Tapi kini untuk duduk disebelahnya dengan jarak hanya kurang dari setengah meter, Jo tahu ini bukan ide terbaik. Dara menarik perhatiannya dari tato jo dan menatapnya seakan dia mendengar jo berbicara tapi tidak memahami kata kata yang didengarnya.

Dan seperti baru sadar akan apa yang dia sedang lakukan dara menarik napas terkejut, Matanya terbelak, Wajahnya memerah dan langsung menarik jemarinya. Dalam hati jo menyumpah. Kenapa juga dia harus membuka mulutnya? Saya nggak Maksud saya Dia kelihatan panik dan memalingkan wajahnya kedepan agar tidak lagi menatap jo. Suasana didalam mobil terasa kaku karena jelas jelas dara kini kelihatan tidak nyaman berada didalam mobil bersama jo.

HP J5700 SCAN TO PDF

THE DEVIL IN BLACK JEANS ALIAZALEA PDF

Sinopsis Buku Tentang Johan Brawijaya yang harus pulang ke Indonesia setelah sepuluh tahun tinggal di Berlin karena harus menemui jasad Papanya untuk terakhir kali. Selama ini mereka dalam kondisi tenang, maksudnya tidak ada interaksi yang berarti di antara keduanya. Dari isi surat wasiat papanya, ia harus menjaga mama tiri dan adik tirinya. Jo mengusulkan agar Poppy, ibu tirinya, mengambil kursus di Paris dan menawarkan diri untuk mengurus adik tirinya, Blu, remaja perempuan yang Jo tidak bisa bayangkan tingkah laku ajaibnya. Walaupun itu hanya sekadar berbasa-basi, Jo tidak menyangka kalau Poppy akan setuju.

LM2576T-ADJ PDF

The Devil in Black Jeans

Jo mengetuk ngetuk jari jari nya yang panjang dan berkuku pendek pada setir mobil sambil menghembuskan napas tidak sabaran. Jam dipergelangan kiri jo sudah menunjukan pukul Seharusnya dia tidak mengusulkan agar poppy mengejar mimpinya untuk mengambil cuisine diploma dari Le cordon blue di paris pada saat itu,dan menawarkan diri untuk bertanggung jawab mengurus blu selama poppy menyelesaikan kursus sembilan bulan itu. Sebetulnya dia hanya basa basi menawarkan itu. Dan tidak menyangka poppy akan setuku,juga tak menyangka LCB paris yang sangat populer sehingga orang harus menunggu berbulan bulan untuk menghadiri kursus mereka anak menerima poppy untuk semster musim gugur,Alhasil poppy mempercayakan blu sepenuhnya pada nya,padahal dia sama sekali tidak tahu menahu bagaimana cara berinteraksi dengan cwe ABG, Jo tau hampir 50 persen fansnya masuk kedalam kategory ini,dan dia yakin dia bisa membuat mereka berteriak histeris dengan hanya mengatakan "hai",tapi selain itu,baginya cewek ABG tidak ada bedanya dengan alien. Pikirannya kembali pada kejadian enam tahun yang lalu ketika papa menitipkan blu padanya,oh,kenpa dia harus menuruti permintaan itu? Dia kan tidak berutang apa pun pada lelaki yang tidak pernah mengasuhnya itu.

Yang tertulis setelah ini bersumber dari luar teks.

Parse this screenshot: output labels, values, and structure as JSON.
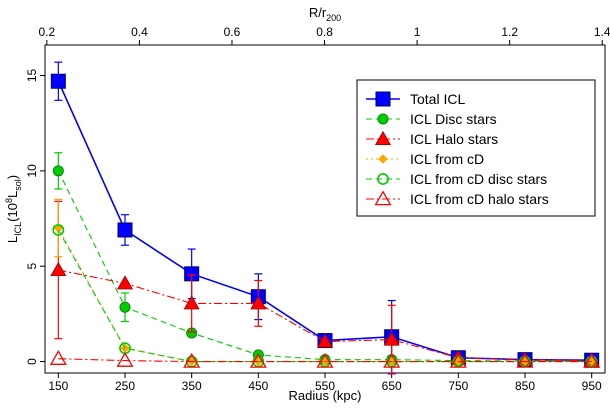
{
  "chart_data": {
    "type": "line",
    "xlabel": "Radius (kpc)",
    "ylabel_main": "L",
    "ylabel_sub": "ICL",
    "ylabel_rest": "(10",
    "ylabel_exp": "8",
    "ylabel_tail": "L",
    "ylabel_sol": "sol",
    "ylabel_close": ")",
    "top_xlabel_main": "R/r",
    "top_xlabel_sub": "200",
    "x_ticks": [
      150,
      250,
      350,
      450,
      550,
      650,
      750,
      850,
      950
    ],
    "x_tick_labels": [
      "150",
      "250",
      "350",
      "450",
      "550",
      "650",
      "750",
      "850",
      "950"
    ],
    "top_ticks": [
      0.2,
      0.4,
      0.6,
      0.8,
      1.0,
      1.2,
      1.4
    ],
    "top_tick_labels": [
      "0.2",
      "0.4",
      "0.6",
      "0.8",
      "1",
      "1.2",
      "1.4"
    ],
    "y_ticks": [
      0,
      5,
      10,
      15
    ],
    "y_tick_labels": [
      "0",
      "5",
      "10",
      "15"
    ],
    "xlim": [
      130,
      970
    ],
    "top_xlim": [
      0.196,
      1.406
    ],
    "ylim": [
      -0.6,
      16.6
    ],
    "legend_position": "top-right",
    "x": [
      150,
      250,
      350,
      450,
      550,
      650,
      750,
      850,
      950
    ],
    "series": [
      {
        "name": "Total ICL",
        "color": "#0000ff",
        "marker": "square",
        "line": "solid",
        "values": [
          14.7,
          6.9,
          4.6,
          3.4,
          1.1,
          1.3,
          0.2,
          0.1,
          0.07
        ],
        "err": [
          1.0,
          0.8,
          1.3,
          1.2,
          0.0,
          1.9,
          0.0,
          0.0,
          0.0
        ]
      },
      {
        "name": "ICL Disc stars",
        "color": "#00cc00",
        "marker": "circle",
        "line": "dashed",
        "values": [
          10.0,
          2.85,
          1.5,
          0.35,
          0.1,
          0.1,
          0.05,
          0.03,
          0.02
        ],
        "err": [
          0.95,
          0.75,
          0.0,
          0.0,
          0.0,
          0.0,
          0.0,
          0.0,
          0.0
        ]
      },
      {
        "name": "ICL Halo stars",
        "color": "#ff0000",
        "marker": "triangle",
        "line": "dotdash",
        "values": [
          4.8,
          4.1,
          3.05,
          3.05,
          1.05,
          1.15,
          0.2,
          0.1,
          0.05
        ],
        "err": [
          3.6,
          0.0,
          1.5,
          1.2,
          0.0,
          1.8,
          0.0,
          0.0,
          0.0
        ]
      },
      {
        "name": "ICL from cD",
        "color": "#ffa500",
        "marker": "diamond",
        "line": "dotted",
        "values": [
          7.0,
          0.7,
          0.0,
          0.0,
          0.0,
          0.0,
          0.0,
          0.0,
          0.0
        ],
        "err": [
          1.5,
          0.0,
          0.0,
          0.0,
          0.0,
          0.0,
          0.0,
          0.0,
          0.0
        ]
      },
      {
        "name": "ICL from cD disc stars",
        "color": "#00cc00",
        "marker": "open-circle",
        "line": "dashed",
        "values": [
          6.9,
          0.7,
          0.0,
          0.0,
          0.0,
          0.0,
          0.0,
          0.0,
          0.0
        ],
        "err": [
          0.0,
          0.0,
          0.0,
          0.0,
          0.0,
          0.0,
          0.0,
          0.0,
          0.0
        ]
      },
      {
        "name": "ICL from cD halo stars",
        "color": "#ff0000",
        "marker": "open-triangle",
        "line": "dotdash",
        "values": [
          0.15,
          0.05,
          0.0,
          0.0,
          0.0,
          0.0,
          0.0,
          0.0,
          0.0
        ],
        "err": [
          0.0,
          0.0,
          0.0,
          0.0,
          0.0,
          0.0,
          0.0,
          0.0,
          0.0
        ]
      }
    ]
  }
}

RICHARD WOLLHEIM ART AND ITS OBJECTS PDF

The Devil In Black Jeans by AliaZalea

Tiket sudah habis terjual dan blu kelihatan sudah tidak sabar untuk menyelesaikan konser ini supaya tidak perlu lagi menghabiskan setiap harinya berlatih vokal. Suasana belakang panggung penuh dengan hura hura yang terorganisasi dengan baik. Kru konser yang bisa diidentifikasi dengan pakaian serbahitam dan mengalungkan tanda pengenal bertuliskan " CREM" berlalu laalng dan sibuk berbicara satu sama lain melalui headphone yang tersambung dengan walkie talkie yang digantung pada pinggang mereka. Blu duduk diruang ganti dengan kostum penuh sambil mendengarkan musik dari iPod, Menunggu hingga artis pemb uka. Konser selesai. Semua kru sudah keluar dari ruangan semenjak tiga puluh menit yang lalu dan membiarkan blu dan dara berdua saja.